# Spherical Cutter (Ball Cutter) to fit my QCTP



## BenPeake (Aug 24, 2010)

Hi Everyone.

I just finished my spherical cutter and I have some pics of the build here for anyone who is interested. The requirements for the cutter where that it fitted into my QCTP, it could take a tangential tool, and that it could be accurately adjusted (I need to be able to make very accurate hemispheres for a particular job). I can also smell a very nice flyball governor around the corner! So here is the build:






This is the block with the dovetail cut to size to fit on the QCTP.






Height adjuster has been added.





Bearings in place.





Shaft with a 3 degree taper on the receiving end and a thread (you can't see) to ram the cutter onto the taper.





The female taper.





Dovetail has been cut and cap fabricated to cover bolt to provide a flat surface for the locking screw.





To accept the lever.





The long, long lever.





Lever bent and installed.





Parts for the lead screw bush.





Silver soldered together.





In place.





Tool holder blank with Gib Strip.





Tool holder has been roughly shaped with a hacksaw to be milled.





The setup used to mill the slot for receiving the tangential holder. A bit precarious I know, but it worked. 





Here is the slot. As you can see, I was overly keen with the milling and took a little too much material off in one place there (I'll be covering that with a thick coat of paint!)





Reference ruler has been added.





Gib screws in place. This was a saga as I broke a tap in one of the three original holes, so I drilled four new ones and will be bringing the filler and paint out this time!





The Lead Screw.





The first sphere cut by the cutter and also the ball for the en of the lever.





My indexing setup for the micrometer dial. The Lead Screw thread is M5 x 0.8mm and there will be 80 increments on the wheel, giving a 0.01mm (4/10000") movement per increment. This will be a pain when I need to move from convex to concave but I really need the accuracy for that job! That job, by the way is making ball nose mills for cutting dies for bending trumpet tubing of unusual, but critical diameters. The idea is to form a die (split down the middle) with the external shape of the curved tube.
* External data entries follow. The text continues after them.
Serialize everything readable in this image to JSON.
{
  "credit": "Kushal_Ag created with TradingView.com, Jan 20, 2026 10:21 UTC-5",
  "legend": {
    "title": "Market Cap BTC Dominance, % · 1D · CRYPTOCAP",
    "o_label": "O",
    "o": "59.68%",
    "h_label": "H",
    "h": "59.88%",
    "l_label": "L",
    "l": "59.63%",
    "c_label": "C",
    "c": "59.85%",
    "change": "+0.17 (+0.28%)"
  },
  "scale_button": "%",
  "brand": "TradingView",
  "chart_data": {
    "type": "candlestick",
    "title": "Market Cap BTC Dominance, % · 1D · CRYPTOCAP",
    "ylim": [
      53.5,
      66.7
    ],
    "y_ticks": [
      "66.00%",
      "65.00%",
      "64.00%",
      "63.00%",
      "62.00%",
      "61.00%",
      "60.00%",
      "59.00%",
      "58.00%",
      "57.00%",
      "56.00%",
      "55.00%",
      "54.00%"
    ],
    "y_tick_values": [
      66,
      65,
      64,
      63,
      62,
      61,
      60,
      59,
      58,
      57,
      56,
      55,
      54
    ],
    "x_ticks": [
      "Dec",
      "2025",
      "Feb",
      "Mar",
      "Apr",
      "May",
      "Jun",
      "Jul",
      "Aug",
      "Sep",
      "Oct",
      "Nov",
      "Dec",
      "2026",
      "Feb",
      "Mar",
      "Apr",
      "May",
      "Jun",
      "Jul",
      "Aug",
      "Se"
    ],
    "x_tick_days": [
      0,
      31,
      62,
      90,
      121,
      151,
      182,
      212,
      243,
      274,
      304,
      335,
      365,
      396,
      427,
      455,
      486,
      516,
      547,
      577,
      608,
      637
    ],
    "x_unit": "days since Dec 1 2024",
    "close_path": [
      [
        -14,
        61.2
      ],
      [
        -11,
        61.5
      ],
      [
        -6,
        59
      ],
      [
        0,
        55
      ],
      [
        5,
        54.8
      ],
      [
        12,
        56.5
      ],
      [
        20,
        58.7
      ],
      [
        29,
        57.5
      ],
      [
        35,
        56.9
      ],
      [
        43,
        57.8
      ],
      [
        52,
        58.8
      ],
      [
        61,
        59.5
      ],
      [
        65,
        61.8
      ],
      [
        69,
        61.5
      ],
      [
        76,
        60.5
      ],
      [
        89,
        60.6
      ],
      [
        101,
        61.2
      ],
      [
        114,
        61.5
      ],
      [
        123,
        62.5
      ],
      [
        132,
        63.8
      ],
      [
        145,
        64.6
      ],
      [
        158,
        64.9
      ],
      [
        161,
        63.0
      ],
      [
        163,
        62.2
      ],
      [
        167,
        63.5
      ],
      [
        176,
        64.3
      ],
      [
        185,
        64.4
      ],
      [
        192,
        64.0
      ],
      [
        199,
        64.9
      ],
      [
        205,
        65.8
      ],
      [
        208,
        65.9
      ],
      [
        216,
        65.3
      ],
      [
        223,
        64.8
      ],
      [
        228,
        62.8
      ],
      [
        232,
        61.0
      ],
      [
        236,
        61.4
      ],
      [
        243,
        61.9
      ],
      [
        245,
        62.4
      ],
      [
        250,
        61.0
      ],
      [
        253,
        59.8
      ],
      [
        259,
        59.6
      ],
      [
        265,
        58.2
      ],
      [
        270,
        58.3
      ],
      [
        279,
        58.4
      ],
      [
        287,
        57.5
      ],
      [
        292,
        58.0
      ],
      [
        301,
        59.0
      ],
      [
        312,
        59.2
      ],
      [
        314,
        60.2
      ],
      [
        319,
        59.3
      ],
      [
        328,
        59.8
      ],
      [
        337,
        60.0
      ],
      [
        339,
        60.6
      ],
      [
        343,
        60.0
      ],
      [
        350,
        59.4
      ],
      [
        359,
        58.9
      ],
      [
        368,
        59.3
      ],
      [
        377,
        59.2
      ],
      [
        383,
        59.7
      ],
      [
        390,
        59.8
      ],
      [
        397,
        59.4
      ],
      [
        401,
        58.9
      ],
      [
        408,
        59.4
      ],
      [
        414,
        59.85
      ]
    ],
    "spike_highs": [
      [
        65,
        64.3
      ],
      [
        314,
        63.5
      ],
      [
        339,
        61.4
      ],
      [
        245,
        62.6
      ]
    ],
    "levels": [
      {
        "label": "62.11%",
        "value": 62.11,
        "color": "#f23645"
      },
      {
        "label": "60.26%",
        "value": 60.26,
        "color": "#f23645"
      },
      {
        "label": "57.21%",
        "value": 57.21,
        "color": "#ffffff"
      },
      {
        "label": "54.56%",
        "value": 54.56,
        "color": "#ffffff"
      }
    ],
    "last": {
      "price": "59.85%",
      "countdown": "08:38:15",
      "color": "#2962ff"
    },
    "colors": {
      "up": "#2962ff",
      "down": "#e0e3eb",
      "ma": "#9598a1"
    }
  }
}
Then clamp the die around the roughly bent tube and push spheres (of equal diameter to the bore of the pipe) through the pipe, thereby forcing the wall of the tube to form to the shape of the die.





The dial is indexed and in place! Now time for that paint.





There it is. You can just see the hidden circles where a broken tap resides! You can also see the locking screw hole.





This is what the whole thing looks like.





The Dial. Under the dial you can see where the set screw for locking the tool in place goes. 


It still requires that I make some kind of reference for centering the tip of the tool in the x and z axis on my lathe. It may also require that I make a reference for lining up the tool tip on the axis of rotation of the assembly, so that I get accurate adjustments wen using the dial. When I've figured these out, I'll put a mark on the base of the tool holder so that I can use the reference ruler as a guide for the cuts prior to measuring the ball and then honing in on a final radius. Any ideas for the reference device would be appreciated.

Thanks for looking,
Hope you enjoyed it.

Ben


----------